Example of How to Run TensorFlow Batch Jobs

To use TensorFlow, first you need to load the module:

module load tensorflow/0.11

This automatically loads the correct software for TensorFlow (CUDA, cudNN, etc).

The CUDA module exports the relevant environmental variables (CUDA_ROOT and LD_LIBRARY_PATH) for you when loaded.

The second way to submit a job is through the use of a batch script that is submitted to the queue to run on a compute node.

Batch jobs are for when you have production ready code and simulations to run.

You can submit a job to the queue using a shell script (e.g. tensorflow.sh) to call the relevant program, such as:

sbatch tensorflow.sh

The flags for the requested resources are placed at the top of the script like this:


#!/bin/bash
#SBATCH -N1
#SBATCH -pexclusive
#SBATCH --gres=gpu:2

The example shell script below calls a program named tf_bash.py:


#!/bin/bash
#SBATCH -N 1
#SBATCH -p shared
#SBATCH -t 1:00:00
#SBATCH --gres=gpu:1

python tf_bash.py >> tf_test.log

You can also submit a python program (e.g. tf_direct.py) to the batch manager directly, without the extra shell script. Below is a simple TensorFlow program that can be submitted using the command sbatch tf_direct.py.


#!/bin/python
#SBATCH -N 1
#SBATCH -p exclusive
#SBATCH -o tf_test.out
#SBATCH -t 1:00:00
#SBATCH --gres=gpu:2

import tensorflow as tf

hello = tf.constant('Hello, TensorFlow!')
sess = tf.Session()

print(sess.run(hello))

a = tf.constant(10)
b = tf.constant(32)

print(sess.run(a + b))   

At the top of the program, you will see the resource requests as #SBATCH comments. These can be put either at the top of the job script, or passed to the sbatch command when submitting, e.g.:

sbatch -N 1 -p exclusive -o tf_test.out -t 1:00:00 --gres=gpu:2 tf_direct.py

If you pass them to sbatch on the command line, there is no need to include them at the top of the program.


Example of How to Run Abaqus Batch Jobs

To use Abaqus, first you need to load the module:


module load abaqus/2016

Abaqus can run on either a single compute node, or across multiple nodes using MPI. For some large problems, the only way to run a simulation is by decomposing the system into domains for execution on separate compute nodes.

ARC has created an Abaqus job submission program for the cluster that automates resource requests, variable settings, and Abaqus flags.

After loading the Abaqus module, the command sabaqus is available.
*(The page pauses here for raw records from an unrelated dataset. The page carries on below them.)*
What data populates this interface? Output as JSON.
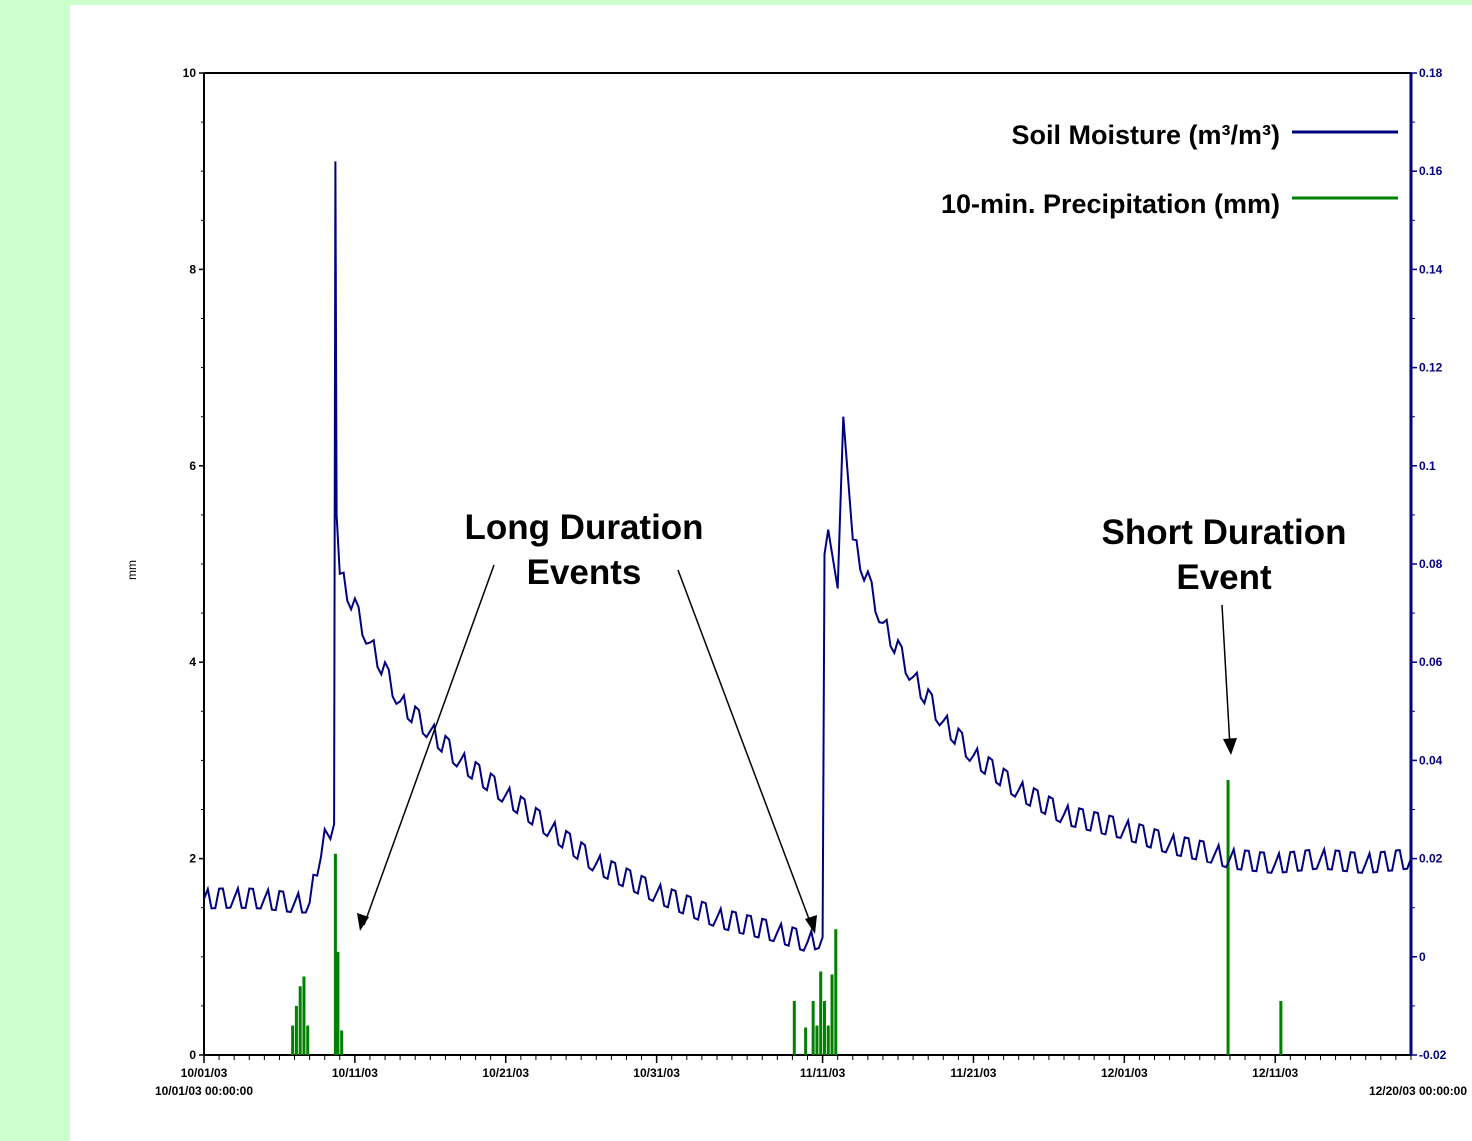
{
  "chart_data": {
    "type": "line",
    "ylabel": "mm",
    "y2label": "",
    "ylim": [
      0,
      10
    ],
    "y2lim": [
      -0.02,
      0.18
    ],
    "yticks": [
      "0",
      "2",
      "4",
      "6",
      "8",
      "10"
    ],
    "y2ticks": [
      "-0.02",
      "0",
      "0.02",
      "0.04",
      "0.06",
      "0.08",
      "0.1",
      "0.12",
      "0.14",
      "0.16",
      "0.18"
    ],
    "xlim": [
      "10/01/03 00:00:00",
      "12/20/03 00:00:00"
    ],
    "xrange_labels": {
      "start": "10/01/03 00:00:00",
      "end": "12/20/03 00:00:00"
    },
    "xtick_labels": [
      "10/01/03",
      "10/11/03",
      "10/21/03",
      "10/31/03",
      "11/11/03",
      "11/21/03",
      "12/01/03",
      "12/11/03"
    ],
    "legend": [
      {
        "name": "Soil Moisture (m³/m³)",
        "color": "#000080"
      },
      {
        "name": "10-min. Precipitation (mm)",
        "color": "#008000"
      }
    ],
    "legend_placement": "top-right",
    "annotations": [
      {
        "lines": [
          "Long Duration",
          "Events"
        ]
      },
      {
        "lines": [
          "Short Duration",
          "Event"
        ]
      }
    ],
    "series": [
      {
        "name": "Soil Moisture (m³/m³)",
        "axis": "right",
        "color": "#000080",
        "points": [
          [
            "10/01/03",
            0.0118
          ],
          [
            "10/03/03",
            0.012
          ],
          [
            "10/05/03",
            0.0118
          ],
          [
            "10/07/03",
            0.011
          ],
          [
            "10/08/03",
            0.011
          ],
          [
            "10/09/03",
            0.026
          ],
          [
            "10/09/12",
            0.024
          ],
          [
            "10/09/18",
            0.027
          ],
          [
            "10/09/20",
            0.162
          ],
          [
            "10/09/22",
            0.09
          ],
          [
            "10/10/03",
            0.078
          ],
          [
            "10/12/03",
            0.064
          ],
          [
            "10/14/03",
            0.052
          ],
          [
            "10/16/03",
            0.046
          ],
          [
            "10/18/03",
            0.04
          ],
          [
            "10/21/03",
            0.033
          ],
          [
            "10/24/03",
            0.026
          ],
          [
            "10/27/03",
            0.019
          ],
          [
            "10/31/03",
            0.013
          ],
          [
            "11/04/03",
            0.008
          ],
          [
            "11/08/03",
            0.005
          ],
          [
            "11/10/03",
            0.003
          ],
          [
            "11/11/03",
            0.004
          ],
          [
            "11/11/06",
            0.082
          ],
          [
            "11/11/12",
            0.087
          ],
          [
            "11/12/03",
            0.075
          ],
          [
            "11/12/12",
            0.11
          ],
          [
            "11/13/03",
            0.085
          ],
          [
            "11/15/03",
            0.068
          ],
          [
            "11/17/03",
            0.057
          ],
          [
            "11/19/03",
            0.048
          ],
          [
            "11/21/03",
            0.041
          ],
          [
            "11/24/03",
            0.034
          ],
          [
            "11/27/03",
            0.029
          ],
          [
            "12/01/03",
            0.026
          ],
          [
            "12/04/03",
            0.023
          ],
          [
            "12/07/03",
            0.021
          ],
          [
            "12/08/03",
            0.02
          ],
          [
            "12/11/03",
            0.019
          ],
          [
            "12/14/03",
            0.02
          ],
          [
            "12/17/03",
            0.019
          ],
          [
            "12/20/03",
            0.02
          ]
        ]
      },
      {
        "name": "10-min. Precipitation (mm)",
        "axis": "left",
        "color": "#008000",
        "points": [
          [
            "10/07/00",
            0.3
          ],
          [
            "10/07/06",
            0.5
          ],
          [
            "10/07/12",
            0.7
          ],
          [
            "10/07/18",
            0.8
          ],
          [
            "10/08/00",
            0.3
          ],
          [
            "10/09/20",
            2.05
          ],
          [
            "10/10/00",
            1.05
          ],
          [
            "10/10/06",
            0.25
          ],
          [
            "11/09/06",
            0.55
          ],
          [
            "11/10/00",
            0.28
          ],
          [
            "11/10/12",
            0.55
          ],
          [
            "11/10/18",
            0.3
          ],
          [
            "11/11/00",
            0.85
          ],
          [
            "11/11/06",
            0.55
          ],
          [
            "11/11/12",
            0.3
          ],
          [
            "11/11/18",
            0.82
          ],
          [
            "11/12/00",
            1.28
          ],
          [
            "12/08/00",
            2.8
          ],
          [
            "12/11/12",
            0.55
          ]
        ]
      }
    ]
  }
}
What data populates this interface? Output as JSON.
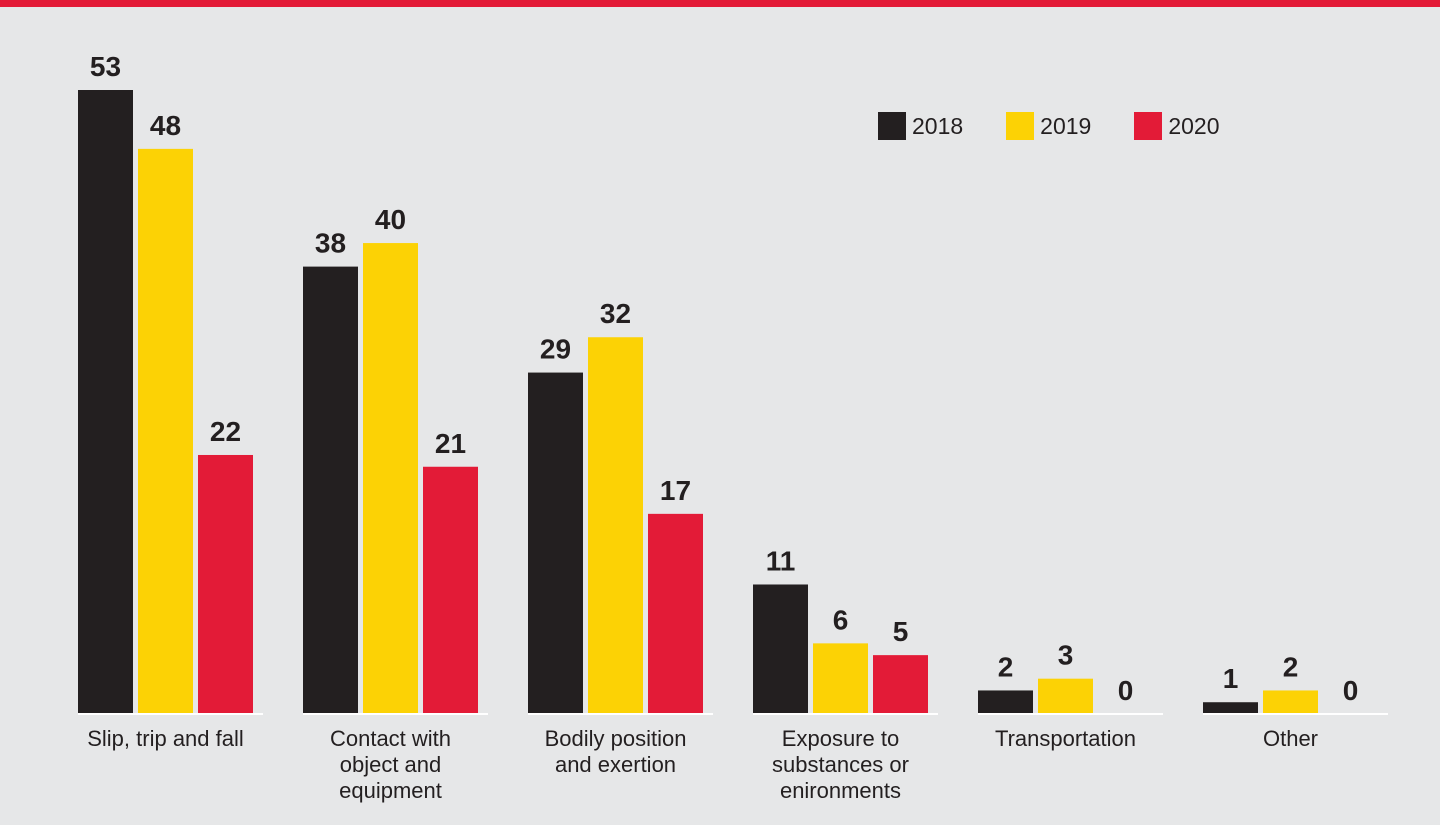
{
  "colors": {
    "background": "#e6e7e8",
    "accent_rule": "#e31b37",
    "axis": "#ffffff",
    "text": "#231f20"
  },
  "chart_data": {
    "type": "bar",
    "categories": [
      [
        "Slip, trip and fall"
      ],
      [
        "Contact with",
        "object and",
        "equipment"
      ],
      [
        "Bodily position",
        "and exertion"
      ],
      [
        "Exposure to",
        "substances or",
        "enironments"
      ],
      [
        "Transportation"
      ],
      [
        "Other"
      ]
    ],
    "series": [
      {
        "name": "2018",
        "color": "#231f20",
        "values": [
          53,
          38,
          29,
          11,
          2,
          1
        ]
      },
      {
        "name": "2019",
        "color": "#fcd205",
        "values": [
          48,
          40,
          32,
          6,
          3,
          2
        ]
      },
      {
        "name": "2020",
        "color": "#e31b37",
        "values": [
          22,
          21,
          17,
          5,
          0,
          0
        ]
      }
    ],
    "ylim": [
      0,
      53
    ],
    "grid": false,
    "legend_position": "top-right",
    "data_labels": true
  }
}
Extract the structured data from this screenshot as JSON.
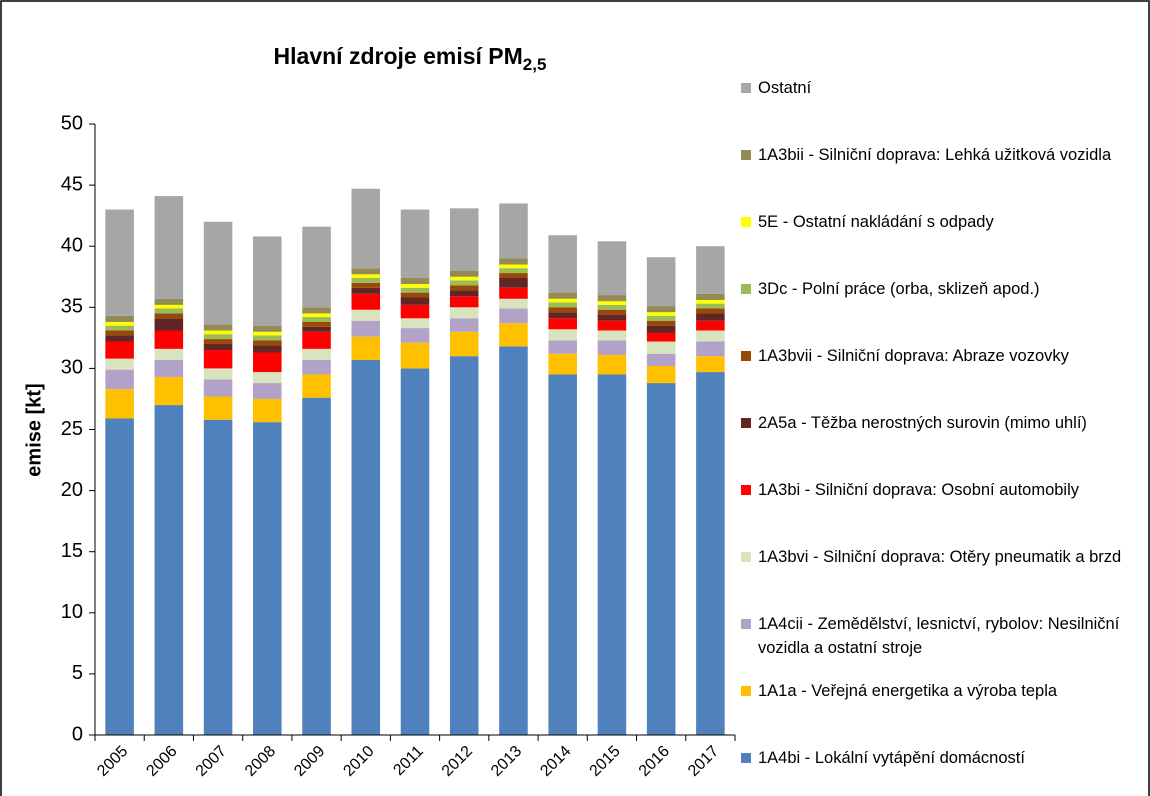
{
  "chart_data": {
    "type": "stacked_bar",
    "title": "Hlavní zdroje emisí PM",
    "title_subscript": "2,5",
    "ylabel": "emise [kt]",
    "categories": [
      "2005",
      "2006",
      "2007",
      "2008",
      "2009",
      "2010",
      "2011",
      "2012",
      "2013",
      "2014",
      "2015",
      "2016",
      "2017"
    ],
    "ylim": [
      0,
      50
    ],
    "yticks": [
      0,
      5,
      10,
      15,
      20,
      25,
      30,
      35,
      40,
      45,
      50
    ],
    "grid": false,
    "legend": "right",
    "series": [
      {
        "name": "1A4bi - Lokální vytápění domácností",
        "color": "#4f81bd",
        "values": [
          25.9,
          27.0,
          25.8,
          25.6,
          27.6,
          30.7,
          30.0,
          31.0,
          31.8,
          29.5,
          29.5,
          28.8,
          29.7
        ]
      },
      {
        "name": "1A1a - Veřejná energetika a výroba tepla",
        "color": "#ffc000",
        "values": [
          2.4,
          2.3,
          1.9,
          1.9,
          1.9,
          1.9,
          2.1,
          2.0,
          1.9,
          1.7,
          1.6,
          1.4,
          1.3
        ]
      },
      {
        "name": "1A4cii - Zemědělství, lesnictví, rybolov: Nesilniční vozidla a ostatní stroje",
        "color": "#b3a2c7",
        "values": [
          1.6,
          1.4,
          1.4,
          1.3,
          1.2,
          1.3,
          1.2,
          1.1,
          1.2,
          1.1,
          1.2,
          1.0,
          1.2
        ]
      },
      {
        "name": "1A3bvi - Silniční doprava: Otěry pneumatik a brzd",
        "color": "#d7e4bd",
        "values": [
          0.9,
          0.9,
          0.9,
          0.9,
          0.9,
          0.9,
          0.8,
          0.9,
          0.8,
          0.9,
          0.8,
          1.0,
          0.9
        ]
      },
      {
        "name": "1A3bi - Silniční doprava: Osobní automobily",
        "color": "#ff0000",
        "values": [
          1.4,
          1.5,
          1.5,
          1.6,
          1.4,
          1.3,
          1.1,
          0.9,
          0.9,
          0.9,
          0.8,
          0.7,
          0.8
        ]
      },
      {
        "name": "2A5a - Těžba nerostných surovin (mimo uhlí)",
        "color": "#632523",
        "values": [
          0.5,
          1.0,
          0.5,
          0.6,
          0.4,
          0.5,
          0.6,
          0.5,
          0.8,
          0.5,
          0.5,
          0.6,
          0.6
        ]
      },
      {
        "name": "1A3bvii - Silniční doprava: Abraze vozovky",
        "color": "#984807",
        "values": [
          0.4,
          0.4,
          0.4,
          0.4,
          0.4,
          0.4,
          0.4,
          0.4,
          0.4,
          0.4,
          0.4,
          0.4,
          0.4
        ]
      },
      {
        "name": "3Dc - Polní práce (orba, sklizeň apod.)",
        "color": "#9bbb59",
        "values": [
          0.4,
          0.4,
          0.4,
          0.4,
          0.4,
          0.4,
          0.4,
          0.4,
          0.4,
          0.4,
          0.4,
          0.4,
          0.4
        ]
      },
      {
        "name": "5E - Ostatní nakládání s odpady",
        "color": "#ffff00",
        "values": [
          0.3,
          0.3,
          0.3,
          0.3,
          0.3,
          0.3,
          0.3,
          0.3,
          0.3,
          0.3,
          0.3,
          0.3,
          0.3
        ]
      },
      {
        "name": "1A3bii - Silniční doprava: Lehká užitková vozidla",
        "color": "#948a54",
        "values": [
          0.5,
          0.5,
          0.5,
          0.5,
          0.5,
          0.5,
          0.5,
          0.5,
          0.5,
          0.5,
          0.5,
          0.5,
          0.5
        ]
      },
      {
        "name": "Ostatní",
        "color": "#a6a6a6",
        "values": [
          8.7,
          8.4,
          8.4,
          7.3,
          6.6,
          6.5,
          5.6,
          5.1,
          4.5,
          4.7,
          4.4,
          4.0,
          3.9
        ]
      }
    ]
  }
}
Users can now execute the command sabaqus --help to see options for the cluster and Abaqus jobs:


gompei@ace:~/work$ sabaqus --help
Usage: sabaqus [options]

Options:
  -h, --help                           show this help message and exit
  -i INPF, --input=INPF                Abaqus input file (INPUT.inp)
  -l LOGF, --logfile=LOGF              Log file for Abaqus output
  -s SCR, --scratch=SCR                Abaqus scratch directory
  -p PART, --partition=PART            Partition (queue) for resource request
  -E ERR, --error=ERR                  Error file for Abaqus
  -t TIME, --walltime=TIME             Job run time (HOURS:MINUTES)
  -m MEM, --memory=MEM                 Abaqus memory (in GB)
  -N NODES, --nodes=NODES              Number of nodes
  -C CONST, --constraint=CONST         Hardware constraint (Slurm Feature)
  -n NTASKS, --ntasks-per-node=NTASKS  Number of tasks per node
  -g NGPUS, --gpus-per-node=NGPUS      Number of GPUs per node

The submission program simplifies the job submission process, allowing for quick submission of new Abaqus simulations for the users.

Suggestions or modifications to the sabaqus program are welcome.

If you choose to write your own submission script, below are some important details to keep in mind.

Abaqus requires a couple of special environmental variable settings and flags in order to run properly on the cluster.

The first is a Slurm specific environmental variable (a known issue with Abaqus on HPC clusters):


unset SLURM_GTIDS

The second setting is to pass the interactive keyword to the Abaqus command:


abq2016 cpus=40 gpus=2 mp_mode=mpi input=INPUT_FILENAME job=INPUT_FILENAME scratch=/PATH/TO/ABAQUS/SCRATCH memory="80 gb" interactive

Without the interactive keyword, the job will exit the queue immediately after starting.